Erecting statues is just a way to obfuscate that reality while celebrating what caused it. In a similar manner, naming American military bases for generals who fought against America helps keep that traitorous tradition alive.
The Confederate stuff has to go. Other historical monuments we can debate on a case by case basis, but the Confederate stuff has to go.
At the New Yorker, Isaac Chotiner interviews historian Susan Neiman on How to Confront a Racist National History. Neiman has written quite a bit on postwar Germany and how Germans, slowly, came to process the Third Reich. She said,
I think it is very natural for everyone to want to see their ancestors and their nation as heroic. And if you can’t do heroic, then the move is to see yourself and your nation as a victim. But the move from seeing oneself as a nation of victims to a nation of perpetrators is one that the Germans finally and with great difficulty made. And that’s a historical precedent.
White southerners have been programmed to understand the Confederate legacy as a victimization of the South by the northern industrial states. And they see the Confederates as noble and heroic. But they were traitors, their cause was ignoble, and they bleeping started the bleeping war. We’re not going to be done with this hideous “heritage” until white southerners or anyone who romanticizes the Confederacy fully acknowledge that the Confederates were perpetrators. Not heroes, not victims. Perpetrators. At times in our history other Americans played the role of perpetrators. And some of that part of our history — see: Native Americans — is ongoing. It’s time we grew up about it.
Something of a postscript: Recently Jeff Sharlet posted something on Facebook I’d like to share here —
Again, what we see here is that this skewed, heavily mythologized version of history that remains embedded in school curriculum and popular culture just feeds notions of white supremacism and other right-wing wackjobbery. In this case, Sharlet describes the veneration of Stonewall Jackson among some white Christian conservatives. Jackson is held up as a “soldier of the Cross,” the ideal of the Christian warrior. Here’s just a bit —
In All Things for the Good: The Steadfast Fidelity of Stonewall Jackson, the fundamentalist historian J. Steven Wilkins opens a chapter on Jackson’s belief in the “black flag” of no quarter for the enemy with a quotation of Jackson’s view of mercy toward Union soldiers: “Shoot them all, I do not wish them to be brave.”
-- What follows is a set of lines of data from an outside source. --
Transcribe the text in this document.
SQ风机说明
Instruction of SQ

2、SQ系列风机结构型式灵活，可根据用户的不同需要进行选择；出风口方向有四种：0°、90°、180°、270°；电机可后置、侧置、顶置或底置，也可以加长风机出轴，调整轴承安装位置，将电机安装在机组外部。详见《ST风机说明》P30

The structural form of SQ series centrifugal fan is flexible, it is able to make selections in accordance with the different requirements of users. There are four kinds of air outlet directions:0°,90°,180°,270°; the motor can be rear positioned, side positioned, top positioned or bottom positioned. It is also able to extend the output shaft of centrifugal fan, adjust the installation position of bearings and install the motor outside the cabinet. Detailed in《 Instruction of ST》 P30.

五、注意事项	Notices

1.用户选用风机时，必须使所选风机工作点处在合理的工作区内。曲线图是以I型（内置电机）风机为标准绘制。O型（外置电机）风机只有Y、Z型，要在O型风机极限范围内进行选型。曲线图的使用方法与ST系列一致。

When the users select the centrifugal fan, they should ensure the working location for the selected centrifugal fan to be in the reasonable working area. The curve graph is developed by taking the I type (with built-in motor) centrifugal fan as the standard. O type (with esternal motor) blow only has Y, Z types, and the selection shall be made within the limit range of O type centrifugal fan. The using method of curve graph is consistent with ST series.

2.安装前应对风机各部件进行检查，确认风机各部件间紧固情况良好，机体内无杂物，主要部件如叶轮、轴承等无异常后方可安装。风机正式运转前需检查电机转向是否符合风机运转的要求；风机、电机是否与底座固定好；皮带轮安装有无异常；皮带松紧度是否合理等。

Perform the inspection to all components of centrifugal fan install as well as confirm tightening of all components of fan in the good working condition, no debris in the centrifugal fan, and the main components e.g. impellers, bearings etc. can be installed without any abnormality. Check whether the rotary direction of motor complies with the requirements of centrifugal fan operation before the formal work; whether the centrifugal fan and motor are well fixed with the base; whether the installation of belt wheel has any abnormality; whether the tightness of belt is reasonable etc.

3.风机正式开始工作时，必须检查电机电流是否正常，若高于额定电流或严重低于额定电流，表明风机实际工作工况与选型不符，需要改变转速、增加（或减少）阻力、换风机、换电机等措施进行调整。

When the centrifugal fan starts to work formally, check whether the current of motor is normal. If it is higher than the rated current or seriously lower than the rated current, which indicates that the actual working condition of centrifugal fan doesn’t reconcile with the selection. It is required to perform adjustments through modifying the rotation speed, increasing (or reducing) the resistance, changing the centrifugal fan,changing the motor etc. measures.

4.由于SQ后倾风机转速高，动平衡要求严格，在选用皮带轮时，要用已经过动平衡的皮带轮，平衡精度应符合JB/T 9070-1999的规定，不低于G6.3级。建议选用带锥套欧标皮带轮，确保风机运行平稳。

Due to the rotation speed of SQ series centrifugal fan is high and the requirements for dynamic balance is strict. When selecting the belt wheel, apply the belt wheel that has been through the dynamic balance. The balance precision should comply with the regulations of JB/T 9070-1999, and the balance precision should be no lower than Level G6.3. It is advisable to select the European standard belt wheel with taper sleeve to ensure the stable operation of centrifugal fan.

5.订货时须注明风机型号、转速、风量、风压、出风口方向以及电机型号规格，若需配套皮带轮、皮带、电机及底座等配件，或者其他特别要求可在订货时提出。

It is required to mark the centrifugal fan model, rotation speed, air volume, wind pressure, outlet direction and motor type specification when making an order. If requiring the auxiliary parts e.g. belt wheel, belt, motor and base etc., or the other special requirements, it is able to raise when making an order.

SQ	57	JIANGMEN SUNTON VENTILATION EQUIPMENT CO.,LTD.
Earlier, in the Mexican War, Lieutenant Jackson defied an order to retreat, fought the Mexican cavalry alone with one artillery piece, and won. General Winfield Scott, commander of the U.S. forces, commended him for “the way [he] slaughtered those poor Mexicans.” Many of the poor Mexicans slaughtered by Jackson were civilians. His small victory helped clear the way for the American advance, and Jackson was ordered to turn his guns on Mexico City residents attempting to flee the oncoming U.S. Army. He did so without hesitation—mowing them down even as they sought to surrender.
This is commended in Christian popular history as proper Christian warfare. And these are the same alleged Christians who support Donald Trump. Knowing how they understand history does shed some light on their devotion to Trump. But along with his cold-blooded fanaticism for the Cause, Jackson was a flawed man who harbored a host of “eccentricities” that would have been labeled “neuroses” in later times and “psychological disorders” nowadays. He is not exactly a healthy role model. But in decades past even standard histories and textbooks, never mind Christian ones, made him out to be a great American. Enough.